In short. I have a bunch of global functions all with calls to one device function. I want to put each global function in a separate file, but I do not want to have this device function in each of them, just in one place.

Cristian

this requires separate compilation and linking, also called relocatable device code (rdc)

http://docs.nvidia.com/cuda/cuda-compiler-driver-nvcc/index.html#using-separate-compilation-in-cuda

define the device function only in one file (as you normally would)

if you are using a single nvcc command to do all your compilation and linking, just compile your code with:

-rdc=true

If you are compiling and linking separately, or in multiple steps, it may be slightly more complicated (not much) and will depend slightly on your exact compile and link steps. However if you search on the web for CUDA relocatable device code examples, you will find many.
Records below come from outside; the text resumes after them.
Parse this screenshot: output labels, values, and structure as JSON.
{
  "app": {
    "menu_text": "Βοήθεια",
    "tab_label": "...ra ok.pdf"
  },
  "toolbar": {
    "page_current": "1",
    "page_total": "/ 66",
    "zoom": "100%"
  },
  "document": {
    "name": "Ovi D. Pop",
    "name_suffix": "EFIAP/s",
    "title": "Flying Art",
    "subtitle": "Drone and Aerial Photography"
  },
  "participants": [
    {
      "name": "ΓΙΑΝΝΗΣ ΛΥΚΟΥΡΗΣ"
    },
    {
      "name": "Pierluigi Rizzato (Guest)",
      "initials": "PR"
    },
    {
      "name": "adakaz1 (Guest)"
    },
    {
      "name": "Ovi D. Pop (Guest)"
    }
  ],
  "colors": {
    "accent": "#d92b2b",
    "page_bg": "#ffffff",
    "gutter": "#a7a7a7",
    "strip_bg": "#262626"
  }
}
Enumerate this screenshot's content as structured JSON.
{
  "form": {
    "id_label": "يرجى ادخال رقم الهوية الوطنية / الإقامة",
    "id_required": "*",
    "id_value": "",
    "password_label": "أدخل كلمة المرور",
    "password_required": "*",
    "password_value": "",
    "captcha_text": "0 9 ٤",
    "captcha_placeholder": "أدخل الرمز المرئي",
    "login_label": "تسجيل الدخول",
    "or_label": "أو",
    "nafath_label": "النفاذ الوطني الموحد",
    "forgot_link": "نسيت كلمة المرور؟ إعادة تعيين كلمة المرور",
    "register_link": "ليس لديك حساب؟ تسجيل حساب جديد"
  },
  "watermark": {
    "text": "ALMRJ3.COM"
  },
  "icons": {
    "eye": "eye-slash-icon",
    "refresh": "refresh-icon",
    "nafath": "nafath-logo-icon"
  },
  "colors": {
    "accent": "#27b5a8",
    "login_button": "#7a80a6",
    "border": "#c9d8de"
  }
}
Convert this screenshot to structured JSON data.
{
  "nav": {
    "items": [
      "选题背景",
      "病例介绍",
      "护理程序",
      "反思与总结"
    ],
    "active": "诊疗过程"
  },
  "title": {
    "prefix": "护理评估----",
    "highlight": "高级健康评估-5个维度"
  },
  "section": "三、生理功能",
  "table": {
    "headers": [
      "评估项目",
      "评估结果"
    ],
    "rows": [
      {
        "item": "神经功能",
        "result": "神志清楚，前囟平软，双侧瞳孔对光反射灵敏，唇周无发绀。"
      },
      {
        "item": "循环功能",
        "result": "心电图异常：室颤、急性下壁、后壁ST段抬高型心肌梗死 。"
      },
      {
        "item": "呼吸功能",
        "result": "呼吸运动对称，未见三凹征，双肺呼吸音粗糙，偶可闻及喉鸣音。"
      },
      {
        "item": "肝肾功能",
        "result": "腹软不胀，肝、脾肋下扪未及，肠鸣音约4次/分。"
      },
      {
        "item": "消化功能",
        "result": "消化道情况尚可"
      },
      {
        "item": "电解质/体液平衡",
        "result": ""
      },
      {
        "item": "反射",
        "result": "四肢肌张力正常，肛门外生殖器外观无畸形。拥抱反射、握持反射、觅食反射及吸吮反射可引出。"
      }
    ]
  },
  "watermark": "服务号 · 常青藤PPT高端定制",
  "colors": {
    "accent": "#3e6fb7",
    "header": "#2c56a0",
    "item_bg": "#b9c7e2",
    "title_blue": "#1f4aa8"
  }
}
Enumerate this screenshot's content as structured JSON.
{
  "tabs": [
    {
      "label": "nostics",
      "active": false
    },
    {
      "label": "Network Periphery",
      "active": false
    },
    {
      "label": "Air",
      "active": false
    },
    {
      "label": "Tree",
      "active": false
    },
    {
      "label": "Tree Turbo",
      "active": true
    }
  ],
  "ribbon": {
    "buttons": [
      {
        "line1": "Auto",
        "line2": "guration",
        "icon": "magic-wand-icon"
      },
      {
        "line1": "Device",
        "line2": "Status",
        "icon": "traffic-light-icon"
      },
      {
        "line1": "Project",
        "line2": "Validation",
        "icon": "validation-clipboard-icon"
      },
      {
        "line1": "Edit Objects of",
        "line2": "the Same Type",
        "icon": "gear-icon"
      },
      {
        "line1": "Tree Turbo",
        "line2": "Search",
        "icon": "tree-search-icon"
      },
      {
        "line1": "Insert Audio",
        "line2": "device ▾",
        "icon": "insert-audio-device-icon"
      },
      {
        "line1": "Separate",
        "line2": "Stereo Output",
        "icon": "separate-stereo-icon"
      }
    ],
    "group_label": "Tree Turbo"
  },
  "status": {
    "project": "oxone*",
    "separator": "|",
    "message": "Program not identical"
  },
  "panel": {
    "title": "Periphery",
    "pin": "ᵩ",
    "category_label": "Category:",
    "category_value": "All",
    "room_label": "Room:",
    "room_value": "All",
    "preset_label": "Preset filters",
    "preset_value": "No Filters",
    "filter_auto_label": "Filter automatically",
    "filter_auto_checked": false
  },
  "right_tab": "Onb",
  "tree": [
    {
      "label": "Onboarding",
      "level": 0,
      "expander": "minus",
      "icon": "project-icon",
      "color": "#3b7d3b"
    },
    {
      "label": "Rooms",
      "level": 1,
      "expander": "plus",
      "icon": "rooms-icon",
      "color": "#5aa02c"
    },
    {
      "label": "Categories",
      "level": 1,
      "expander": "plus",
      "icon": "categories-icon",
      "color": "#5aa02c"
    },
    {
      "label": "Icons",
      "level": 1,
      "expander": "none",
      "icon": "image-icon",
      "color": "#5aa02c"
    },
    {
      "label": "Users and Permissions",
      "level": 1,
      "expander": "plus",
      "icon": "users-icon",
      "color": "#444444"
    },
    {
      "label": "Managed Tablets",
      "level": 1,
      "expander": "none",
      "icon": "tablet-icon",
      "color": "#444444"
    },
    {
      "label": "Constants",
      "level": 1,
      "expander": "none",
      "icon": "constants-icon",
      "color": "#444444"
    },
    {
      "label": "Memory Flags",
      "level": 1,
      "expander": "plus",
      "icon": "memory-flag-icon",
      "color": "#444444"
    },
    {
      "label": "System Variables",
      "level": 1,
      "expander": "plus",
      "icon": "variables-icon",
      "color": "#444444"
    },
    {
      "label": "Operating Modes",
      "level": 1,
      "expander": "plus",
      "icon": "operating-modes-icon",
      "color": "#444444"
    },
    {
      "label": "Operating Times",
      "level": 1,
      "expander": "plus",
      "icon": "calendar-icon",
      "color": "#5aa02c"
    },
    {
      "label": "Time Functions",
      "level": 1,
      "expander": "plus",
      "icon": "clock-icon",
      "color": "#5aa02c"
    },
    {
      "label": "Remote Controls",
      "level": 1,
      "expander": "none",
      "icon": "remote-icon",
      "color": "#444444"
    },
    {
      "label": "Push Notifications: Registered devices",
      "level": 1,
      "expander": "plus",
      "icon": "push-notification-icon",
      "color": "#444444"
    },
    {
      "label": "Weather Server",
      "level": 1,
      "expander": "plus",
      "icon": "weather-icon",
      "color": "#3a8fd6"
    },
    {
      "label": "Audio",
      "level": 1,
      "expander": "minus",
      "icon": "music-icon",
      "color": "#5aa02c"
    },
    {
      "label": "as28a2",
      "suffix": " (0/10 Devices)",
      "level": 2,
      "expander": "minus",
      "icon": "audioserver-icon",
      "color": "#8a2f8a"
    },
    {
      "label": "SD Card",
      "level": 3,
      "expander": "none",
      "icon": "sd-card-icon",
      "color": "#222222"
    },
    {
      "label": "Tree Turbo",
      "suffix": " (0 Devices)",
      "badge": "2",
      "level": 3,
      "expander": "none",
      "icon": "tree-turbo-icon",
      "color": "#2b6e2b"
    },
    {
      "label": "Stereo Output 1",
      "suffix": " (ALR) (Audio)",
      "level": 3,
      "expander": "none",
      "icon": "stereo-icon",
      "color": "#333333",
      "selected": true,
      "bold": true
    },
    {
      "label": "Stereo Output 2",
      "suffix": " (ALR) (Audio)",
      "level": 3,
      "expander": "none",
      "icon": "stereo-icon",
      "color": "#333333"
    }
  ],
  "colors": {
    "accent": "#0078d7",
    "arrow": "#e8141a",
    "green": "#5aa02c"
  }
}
Be advised that using rdc often involves a noticeable performance hit. The compiler can’t do the same level of optimization in all cases. I have seen some folks use inventive mechanisms to include files in a way that preserves a single compilation unit, to avoid the use of rdc.

Thanks. I will try this. It looks like what I need. It it works it will make my life much easier.

I use only one line for compiling. At this momment I have a bunch of .cu and cpp files doing memory allocation and setting the original configuration and one very long file with the main work (velociy verlet algorithm). The sorting part of the algorithm is already separated. The last file I have to split has a dozen or more functions and more than 3000 lines and I will try to split it as well to make the further development easier.

Thanks, this is helpful :)